Yes the combat is clunky, the graphic didn't age well, once you get the most powerful gear there is no point into trying anything else (unless you do so for the sake of curiosity/challenge), but in the end I didn't choose to play this game for that, I wanted to experience a story and feel part of it. Bioware succeded at this, so I consider DAO a timeless masterpiece that I am still playing nowadays.
And let's not forget the music....oh boys, the music!
Mr. Whiskers Jan 1, 2017 @ 7:57am 
Originally posted by Bhryaen:

Since I wasn't intending to be arrogant or condescending to a PERSON, just PRECISE about a POINT being made, I won't follow that "advice." Actually you sound more arrogant/condescending by saying that about me than I did by sticking to a point entirely without any personal quips at all. And since being "taken seriously" isn't guaranteed regardless, why pretend I can assure it? It's a common tendency for a poor debater to use dismissive personal jests against an opponent that clearly is in the right, no?


Just because you didn't intend to be such doesn't stop it from being true. Instead of getting so bizarrely defensive you should look at your posts from the eyes of others and learn how to improve them. It's also rather odd that you're calling yourself a poor debater at the same time as denying any poor wording or possibility for improvement on your part. Surely if you're self aware enough to know you're a poor debater you should also know you have room to improve. And while, yes, it's impossible to guarantee every person will take you seriously, that doesn't mean you can't make it more likely that people will. If you focus on making the content of your posts sound you won't need to work so hard on trying to fabricate authority for yourself, making others appear beneath you and, as you say, making dismissive remarks about others for no real reason.

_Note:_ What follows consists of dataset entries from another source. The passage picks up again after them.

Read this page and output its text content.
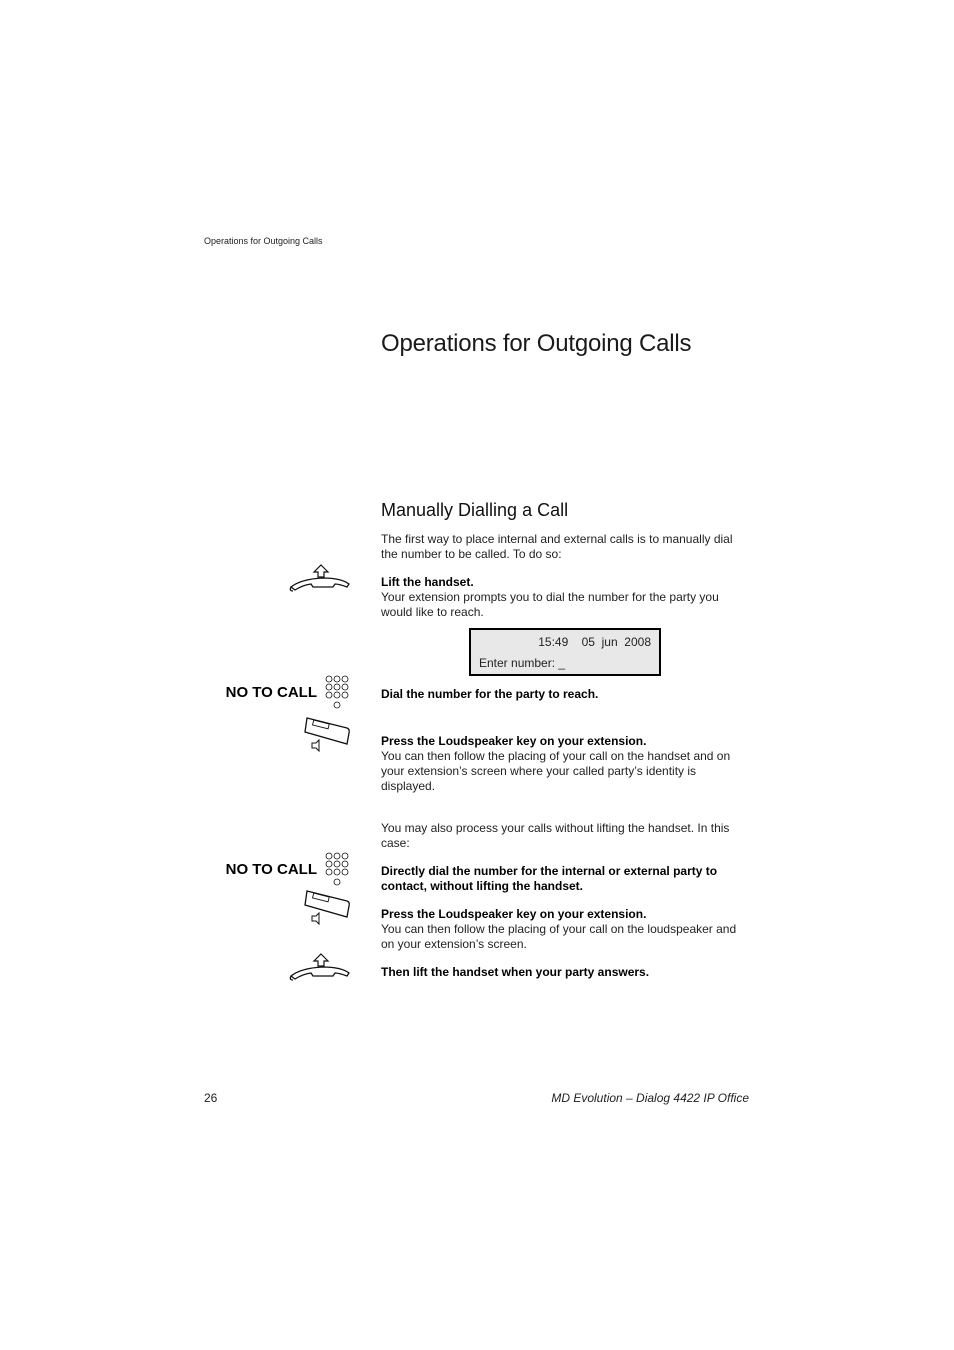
Operations for Outgoing Calls
Operations for Outgoing Calls
Manually Dialling a Call
The first way to place internal and external calls is to manually dial the number to be called. To do so:
Lift the handset.
Your extension prompts you to dial the number for the party you would like to reach.
15:49    05  jun  2008
Enter number: _
NO TO CALL	Dial the number for the party to reach.
Press the Loudspeaker key on your extension.
You can then follow the placing of your call on the handset and on your extension’s screen where your called party’s identity is displayed.
You may also process your calls without lifting the handset. In this case:
NO TO CALL	Directly dial the number for the internal or external party to contact, without lifting the handset.
Press the Loudspeaker key on your extension.
You can then follow the placing of your call on the loudspeaker and on your extension’s screen.
Then lift the handset when your party answers.
26	MD Evolution – Dialog 4422 IP Office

Originally posted by Bhryaen:
The important thing you missed from my post was that I asked QUESTIONS.

I am curious how you're going to make you having "asked questions" relevant and how you're going to show that I missed that.

Originally posted by Bhryaen:
Saying that the setting is "straight Tolkienian" doesn't address any of the points I made.

Of course it doesn't, because if you read the post I made you'd see the whole point was that your post wasn't making relevant points to the section quoted. You took your opinion that the narrative was not generic and falsely applied that to the setting. Setting and narrative are not the same thing.



Originally posted by Bhryaen:
In fact, I already mentioned in the previous post that Tolkien is arguably just a "generic" fantasy writer given the pre-existence of fantasy setting folklore prior to his novels. Elves, dwarves, wizards, magic, etc... all pre-date Tolkien, yeah? So can we not call _The Hobbit_ a "generic" fantasy novel as well? There may even be a rich set of fantasy fiction prior to Tolkien for all I know.

Of course there were fantasy settings for things before Tolkien, but his work is what popularized the way we think of fantasy in most media today.

Take, for example, your mention of elves. They existed pre-Tolkien, but he popularized a very specific way of describing them. To pull from a relevant page on elves:[en.wikipedia.org]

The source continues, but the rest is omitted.